Let's show that any Platonic solid has to be either a tetrahedron, a cube, an octahedron, a dodecahedron, or an icosahedron.
Let V, E, and F be the number of vertices, edges, and faces of the Platonic solid. Let N be the number of edges of each face, and let M be the number of faces (and hence also edges) around each vertex.
Then we have M x V = 2E and N x F = 2E (in each equation, we're noting that each edge has been counted twice).
Now we have to use Euler's formula: for a convex polyhedron, V - E + F = 2. I'll prove that later on. Substituting V = 2E/M and F = 2E/N, we get
2E/M - E + 2E/N = 2.
Divide both sides by 2E, and we get 1/M - 1/2 + 1/N = 1/E, or 1/M + 1/N = 1/E + 1/2.
Since E is positive, we must have 1/M + 1/N > 1/2, and also M and N have to be at least 3 (do you see why?). The only pairs (M,N) that satisfy these inequalities are (3,3) (tetrahedron), (3,4) (cube), (4,3) (octahedron), (3,5) (dodecahedron), and (5,3) (icosahedron). End of proof.
Now, why is Euler's formula true? There are lots of proofs, but here is one of the easier ones to understand:
Remove one face from your Platonic solid, thinking of it as just the outer skin of vertices, edges, and faces, not the stuff inside. If we can show V - E + F = 1 for that thing, then we will have shown that V - E + F = 2 for the polyhedron.

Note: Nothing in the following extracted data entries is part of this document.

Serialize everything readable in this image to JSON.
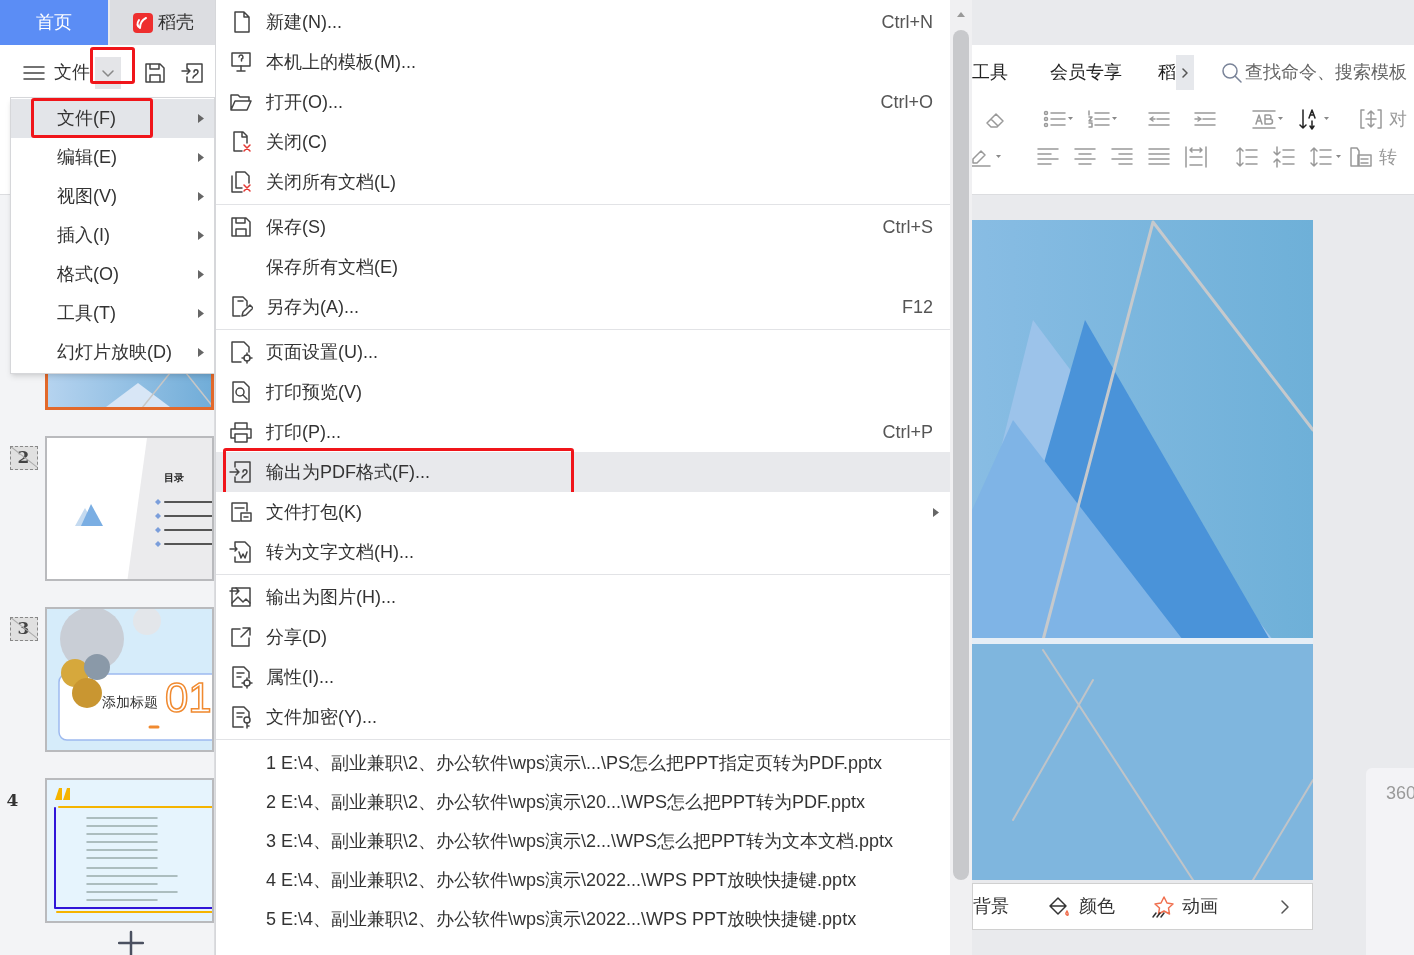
{
  "tabs": [
    {
      "label": "首页",
      "selected": true
    },
    {
      "label": "稻壳",
      "selected": false
    }
  ],
  "toolbar": {
    "file_label": "文件",
    "dropdown_highlighted": true
  },
  "ribbon_tabs": [
    {
      "label": "工具"
    },
    {
      "label": "会员专享"
    },
    {
      "label": "稻"
    }
  ],
  "search": {
    "placeholder": "查找命令、搜索模板"
  },
  "ribbon_labels": [
    "对",
    "转"
  ],
  "thumbnails": [
    {
      "kind": "cover",
      "selected": true
    },
    {
      "kind": "contents",
      "number": "2",
      "hidden": true,
      "selected": false,
      "title": "目录"
    },
    {
      "kind": "section",
      "number": "3",
      "hidden": true,
      "selected": false,
      "title": "添加标题",
      "index": "01"
    },
    {
      "kind": "text",
      "number": "4",
      "hidden": false,
      "selected": false
    }
  ],
  "menu": {
    "items": [
      {
        "label": "文件(F)",
        "selected": true,
        "highlighted": true
      },
      {
        "label": "编辑(E)",
        "selected": false,
        "highlighted": false
      },
      {
        "label": "视图(V)",
        "selected": false,
        "highlighted": false
      },
      {
        "label": "插入(I)",
        "selected": false,
        "highlighted": false
      },
      {
        "label": "格式(O)",
        "selected": false,
        "highlighted": false
      },
      {
        "label": "工具(T)",
        "selected": false,
        "highlighted": false
      },
      {
        "label": "幻灯片放映(D)",
        "selected": false,
        "highlighted": false
      }
    ]
  },
  "file_menu": {
    "groups": [
      {
        "items": [
          {
            "label": "新建(N)...",
            "shortcut": "Ctrl+N",
            "selected": false,
            "highlighted": false,
            "submenu": false
          },
          {
            "label": "本机上的模板(M)...",
            "selected": false,
            "highlighted": false,
            "submenu": false
          },
          {
            "label": "打开(O)...",
            "shortcut": "Ctrl+O",
            "selected": false,
            "highlighted": false,
            "submenu": false
          },
          {
            "label": "关闭(C)",
            "selected": false,
            "highlighted": false,
            "submenu": false
          },
          {
            "label": "关闭所有文档(L)",
            "selected": false,
            "highlighted": false,
            "submenu": false
          }
        ]
      },
      {
        "items": [
          {
            "label": "保存(S)",
            "shortcut": "Ctrl+S",
            "selected": false,
            "highlighted": false,
            "submenu": false
          },
          {
            "label": "保存所有文档(E)",
            "selected": false,
            "highlighted": false,
            "submenu": false
          },
          {
            "label": "另存为(A)...",
            "shortcut": "F12",
            "selected": false,
            "highlighted": false,
            "submenu": false
          }
        ]
      },
      {
        "items": [
          {
            "label": "页面设置(U)...",
            "selected": false,
            "highlighted": false,
            "submenu": false
          },
          {
            "label": "打印预览(V)",
            "selected": false,
            "highlighted": false,
            "submenu": false
          },
          {
            "label": "打印(P)...",
            "shortcut": "Ctrl+P",
            "selected": false,
            "highlighted": false,
            "submenu": false
          },
          {
            "label": "输出为PDF格式(F)...",
            "selected": true,
            "highlighted": true,
            "submenu": false
          },
          {
            "label": "文件打包(K)",
            "selected": false,
            "highlighted": false,
            "submenu": true
          },
          {
            "label": "转为文字文档(H)...",
            "selected": false,
            "highlighted": false,
            "submenu": false
          }
        ]
      },
      {
        "items": [
          {
            "label": "输出为图片(H)...",
            "selected": false,
            "highlighted": false,
            "submenu": false
          },
          {
            "label": "分享(D)",
            "selected": false,
            "highlighted": false,
            "submenu": false
          },
          {
            "label": "属性(I)...",
            "selected": false,
            "highlighted": false,
            "submenu": false
          },
          {
            "label": "文件加密(Y)...",
            "selected": false,
            "highlighted": false,
            "submenu": false
          }
        ]
      }
    ],
    "recent": [
      "1 E:\\4、副业兼职\\2、办公软件\\wps演示\\...\\PS怎么把PPT指定页转为PDF.pptx",
      "2 E:\\4、副业兼职\\2、办公软件\\wps演示\\20...\\WPS怎么把PPT转为PDF.pptx",
      "3 E:\\4、副业兼职\\2、办公软件\\wps演示\\2...\\WPS怎么把PPT转为文本文档.pptx",
      "4 E:\\4、副业兼职\\2、办公软件\\wps演示\\2022...\\WPS PPT放映快捷键.pptx",
      "5 E:\\4、副业兼职\\2、办公软件\\wps演示\\2022...\\WPS PPT放映快捷键.pptx"
    ]
  },
  "bottom_bar": {
    "items": [
      {
        "label": "背景"
      },
      {
        "label": "颜色"
      },
      {
        "label": "动画"
      }
    ]
  },
  "side_panel": {
    "text": "360"
  }
}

Imagine flattening that ball with a hole onto a table. That doesn't change V - E + F. Now, one at a time, remove an edge that is on the border and also remove the face that it is next to. E goes down 1, and so does F, so that's a net change of 0 to V - E + F. Continue doing that until you have one polygon left. That polygon satisfies V - E + F = 1, and so the original polyhedron satisfies V - E + F = 2. That proves Euler's formula.